3 things your student should do if they receive a letter suggesting they change their college application status to early decision.
Colleges are increasingly and strategically sending letters to students who have applied regular decision suggesting that they consider converting their application to early decision or “ED” status.
These letters are sent with the goal of increasing the number of students who commit to the college early. This is advantageous to the college because their goal is to accept the minimum number of students necessary to fill all seats in the freshman class. Send too many acceptances and the class is oversubscribed and will appear statistically less competitive.
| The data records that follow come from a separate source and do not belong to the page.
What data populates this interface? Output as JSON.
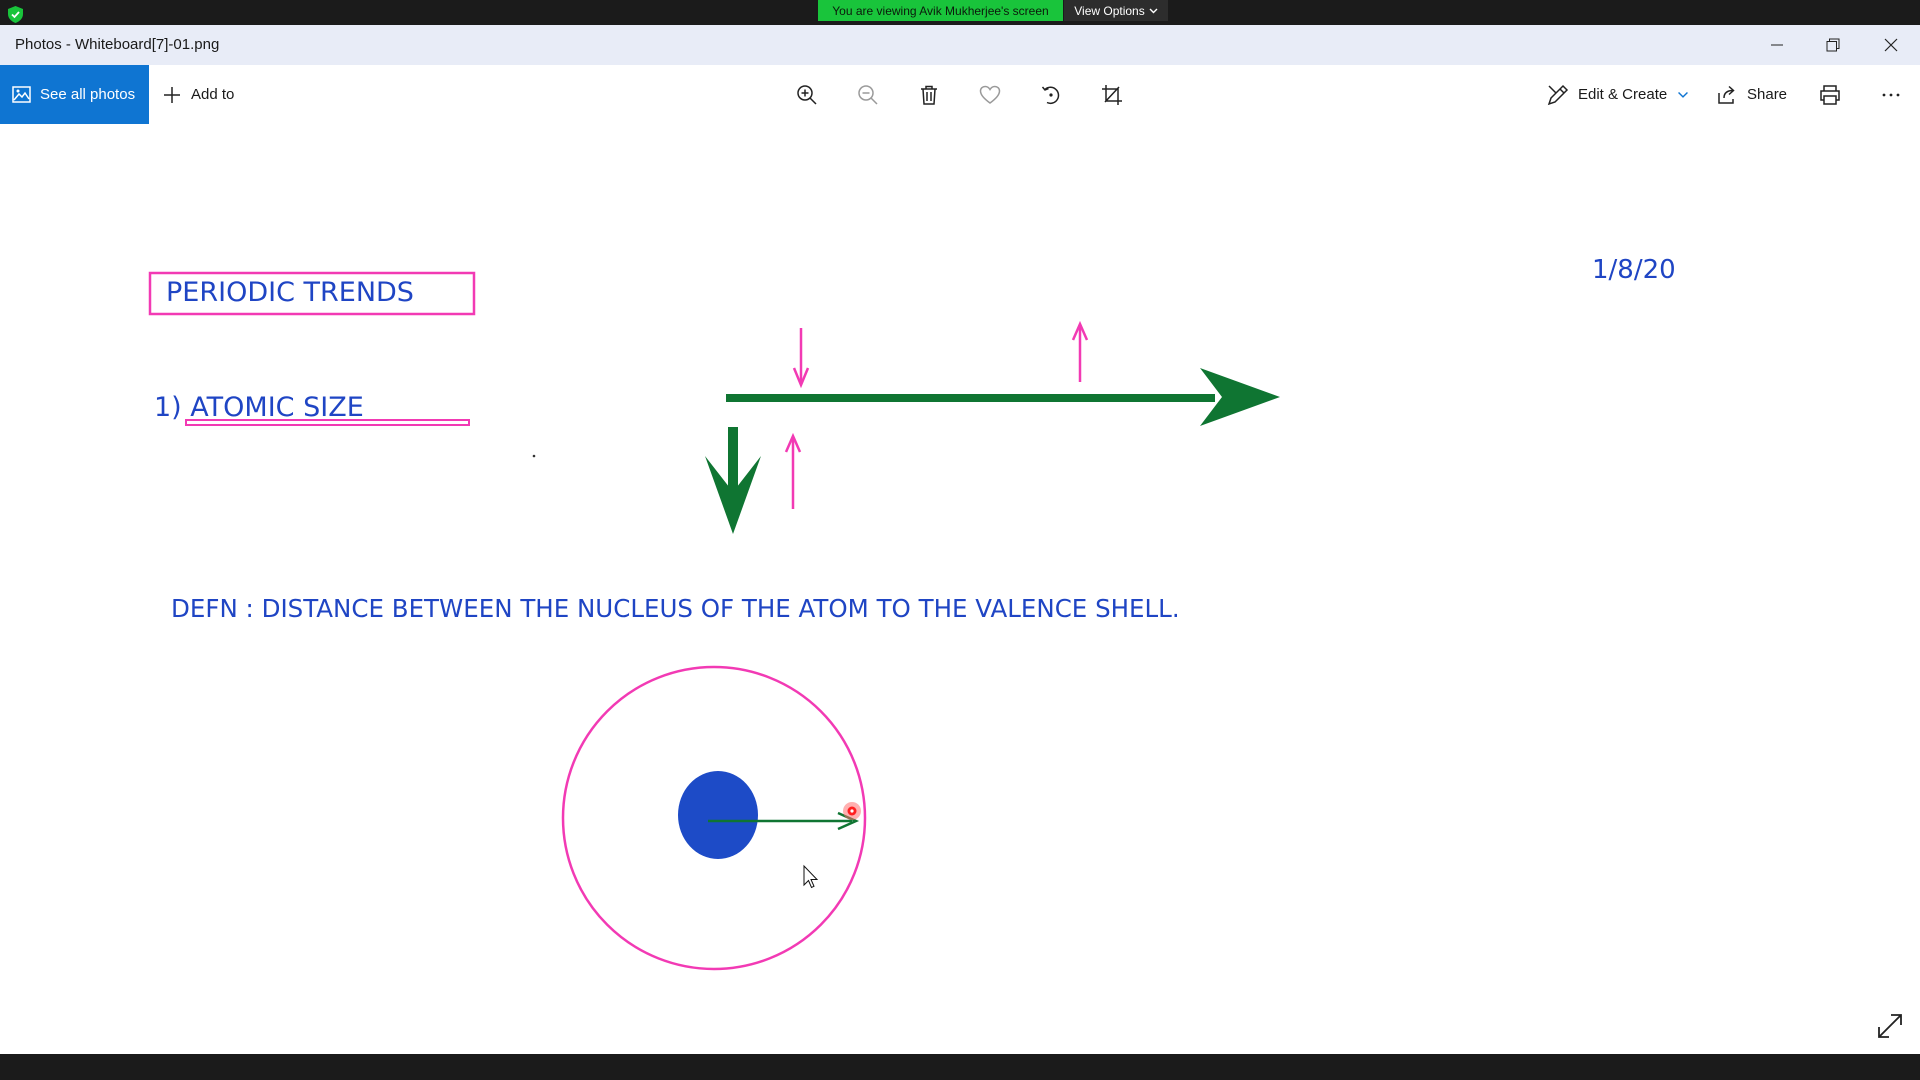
{
  "share_banner": {
    "message": "You are viewing Avik Mukherjee's screen",
    "view_options_label": "View Options"
  },
  "window": {
    "title": "Photos - Whiteboard[7]-01.png"
  },
  "toolbar": {
    "see_all_photos": "See all photos",
    "add_to": "Add to",
    "edit_create": "Edit & Create",
    "share": "Share",
    "icons": [
      "zoom-in-icon",
      "zoom-out-icon",
      "delete-icon",
      "favorite-icon",
      "rotate-icon",
      "crop-icon",
      "print-icon",
      "more-icon"
    ]
  },
  "whiteboard": {
    "title": "PERIODIC TRENDS",
    "date": "1/8/20",
    "topic": "1) ATOMIC SIZE",
    "definition": "DEFN : DISTANCE BETWEEN THE NUCLEUS OF THE ATOM TO THE VALENCE SHELL.",
    "colors": {
      "text": "#1f45c4",
      "highlight": "#f23ab4",
      "arrow": "#0f7532",
      "nucleus": "#1d4bc7"
    }
  }
}
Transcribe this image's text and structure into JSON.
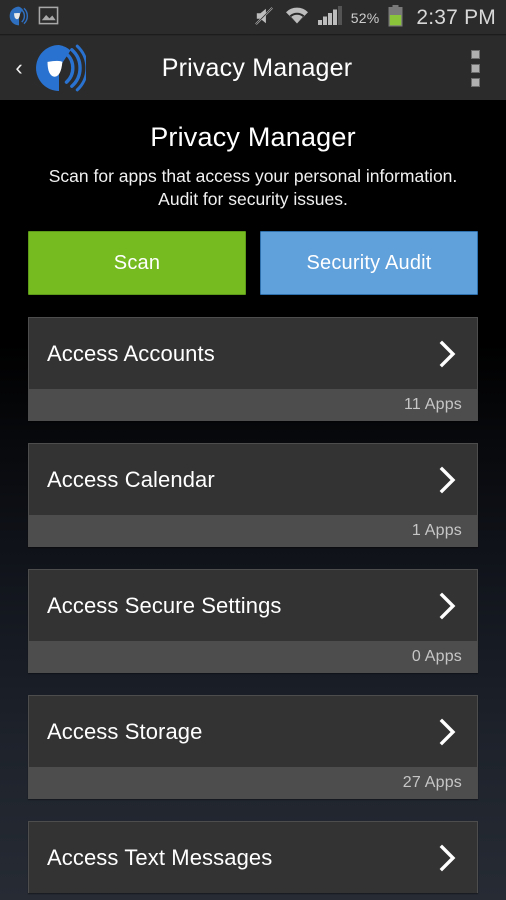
{
  "status_bar": {
    "notification_icons": [
      "app-logo-icon",
      "screenshot-image-icon"
    ],
    "mute_icon": "volume-mute-icon",
    "wifi_icon": "wifi-icon",
    "signal_icon": "cellular-signal-icon",
    "battery_percent": "52%",
    "battery_icon": "battery-icon",
    "time": "2:37 PM"
  },
  "action_bar": {
    "back_label": "‹",
    "logo_icon": "app-logo-icon",
    "title": "Privacy Manager",
    "overflow_icon": "overflow-menu-icon"
  },
  "header": {
    "title": "Privacy Manager",
    "subtitle": "Scan for apps that access your personal information. Audit for security issues."
  },
  "buttons": {
    "scan_label": "Scan",
    "audit_label": "Security Audit"
  },
  "colors": {
    "scan_green": "#76bc21",
    "audit_blue": "#60a0db",
    "card_bg": "#333333",
    "card_footer_bg": "#4d4d4d",
    "status_bar_bg": "#2b2b2b",
    "battery_green": "#8ac43a",
    "logo_blue": "#2a72d0"
  },
  "list": {
    "items": [
      {
        "label": "Access Accounts",
        "count": "11 Apps",
        "chevron": "chevron-right-icon"
      },
      {
        "label": "Access Calendar",
        "count": "1 Apps",
        "chevron": "chevron-right-icon"
      },
      {
        "label": "Access Secure Settings",
        "count": "0 Apps",
        "chevron": "chevron-right-icon"
      },
      {
        "label": "Access Storage",
        "count": "27 Apps",
        "chevron": "chevron-right-icon"
      },
      {
        "label": "Access Text Messages",
        "count": "",
        "chevron": "chevron-right-icon"
      }
    ]
  }
}
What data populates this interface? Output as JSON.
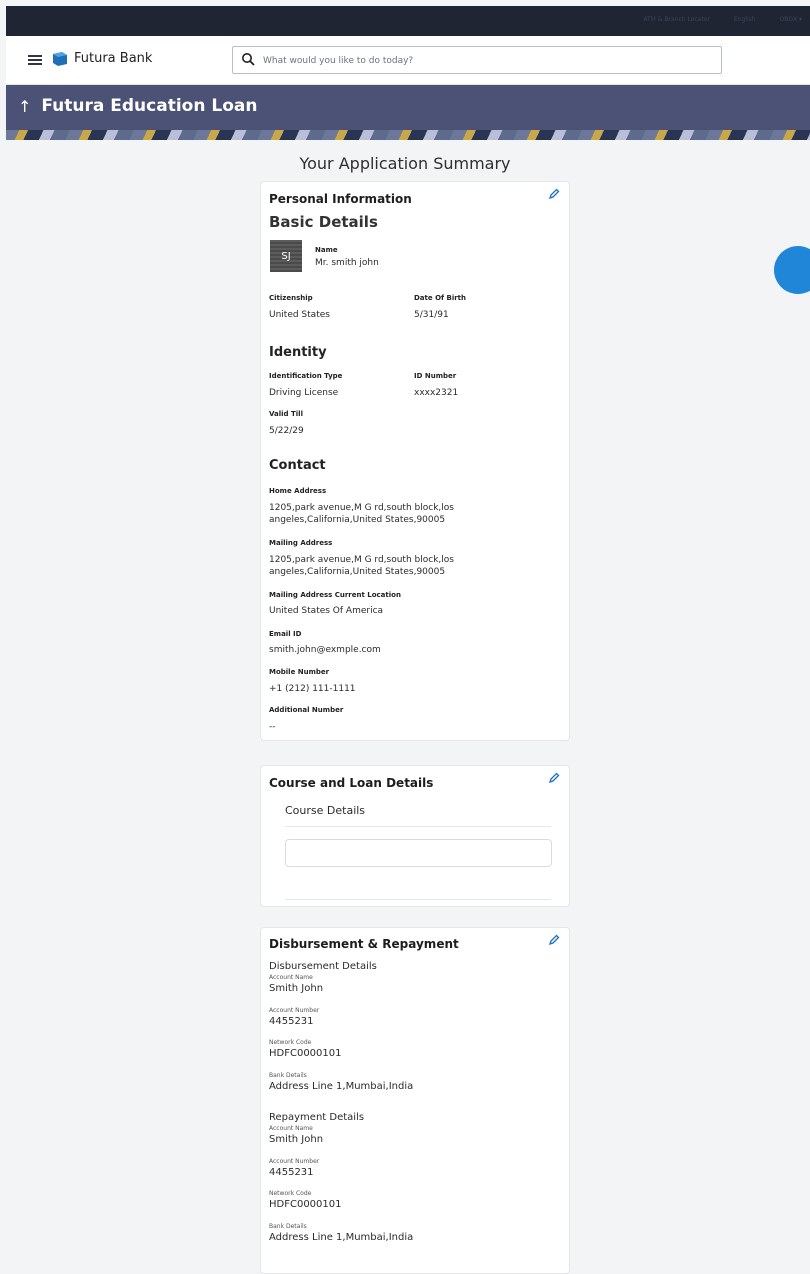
{
  "topbar": {
    "items": [
      "ATM & Branch Locator",
      "English",
      "OBDX ▾"
    ]
  },
  "header": {
    "brand": "Futura Bank",
    "search_placeholder": "What would you like to do today?"
  },
  "banner": {
    "back_icon": "arrow-up-icon",
    "title": "Futura Education Loan"
  },
  "page_title": "Your Application Summary",
  "personal": {
    "section_title": "Personal Information",
    "basic_heading": "Basic Details",
    "avatar_initials": "SJ",
    "name_label": "Name",
    "name_value": "Mr. smith john",
    "citizenship_label": "Citizenship",
    "citizenship_value": "United States",
    "dob_label": "Date Of Birth",
    "dob_value": "5/31/91",
    "identity_heading": "Identity",
    "id_type_label": "Identification Type",
    "id_type_value": "Driving License",
    "id_number_label": "ID Number",
    "id_number_value": "xxxx2321",
    "valid_till_label": "Valid Till",
    "valid_till_value": "5/22/29",
    "contact_heading": "Contact",
    "home_address_label": "Home Address",
    "home_address_value": "1205,park avenue,M G rd,south block,los angeles,California,United States,90005",
    "mailing_address_label": "Mailing Address",
    "mailing_address_value": "1205,park avenue,M G rd,south block,los angeles,California,United States,90005",
    "mailing_location_label": "Mailing Address Current Location",
    "mailing_location_value": "United States Of America",
    "email_label": "Email ID",
    "email_value": "smith.john@exmple.com",
    "mobile_label": "Mobile Number",
    "mobile_value": "+1 (212) 111-1111",
    "additional_label": "Additional Number",
    "additional_value": "--"
  },
  "course": {
    "section_title": "Course and Loan Details",
    "course_details_label": "Course Details"
  },
  "disbursement": {
    "section_title": "Disbursement & Repayment",
    "disb_heading": "Disbursement Details",
    "disb_account_name_label": "Account Name",
    "disb_account_name": "Smith John",
    "disb_account_number_label": "Account Number",
    "disb_account_number": "4455231",
    "disb_network_code_label": "Network Code",
    "disb_network_code": "HDFC0000101",
    "disb_bank_details_label": "Bank Details",
    "disb_bank_details": "Address Line 1,Mumbai,India",
    "rep_heading": "Repayment Details",
    "rep_account_name_label": "Account Name",
    "rep_account_name": "Smith John",
    "rep_account_number_label": "Account Number",
    "rep_account_number": "4455231",
    "rep_network_code_label": "Network Code",
    "rep_network_code": "HDFC0000101",
    "rep_bank_details_label": "Bank Details",
    "rep_bank_details": "Address Line 1,Mumbai,India"
  },
  "colors": {
    "banner": "#4b5275",
    "topbar": "#1f2533",
    "accent": "#1f86d8"
  }
}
Send too few acceptances and risk that the best students on the waitlist will decide to go elsewhere, yielding a less qualified or perhaps less diverse student body.
For the student, an ED application has a statistically greater chance of being accepted than a regular decision application. However, a student may only apply ED to a single college and, if accepted, the student is required to withdraw all other applications and attend that college. ED is most appropriate for students who started the college admissions process early and visited enough colleges to be highly confident in their number one choice. The primary downside of applying ED is that it can force a student to decide on a college before they are ready. Students can change significantly over the course of senior year. What they want in the fall when the application is due may be vastly different from their preferences in the spring. Applying early decision also eliminates the possibility of comparing the financial aid packages offered by multiple colleges.
If your student receives one of these letters, they should do the following three things:
1. Don’t Panic. This not about you.
Panic should never be part of your admissions process. Your admissions journey is complex, sometimes stressful and the outcomes are very important, but panic will only lead to bad decision making. Don’t hit submit, send or sign anything until your blood pressure drops and you are breathing normally again. These letters are part of the colleges’ admissions process – not yours. Your process involves choosing a school that fits you academically, socially, and financially. Colleges are tasked with filling their classes with the right students and maintaining as competitive a ranking as possible. They are asking you to convert to ED because it is right for them, not necessarily because it is right for you.
2. Consider it an affirmation, but with a grain of salt.
Colleges send these letters to candidates that generally fit their admission requirements. You should take the letter as an affirmation that you have achieved the basic criteria (grades, academic rigor, test scores). You could get into this college, but you should not interpret the letter to mean that a change to ED will assure your acceptance. Colleges accept only a small portion of their ED applicants. For example, the University of Pennsylvania accepted only 18.5% of ED applicants for its class of 2022. This statistical reality remains true for applicants who receive these letters. Likewise, you should be aware that a decision to remain a non-ED applicant will not have an adverse impact on your chances of acceptance in the regular applicant pool.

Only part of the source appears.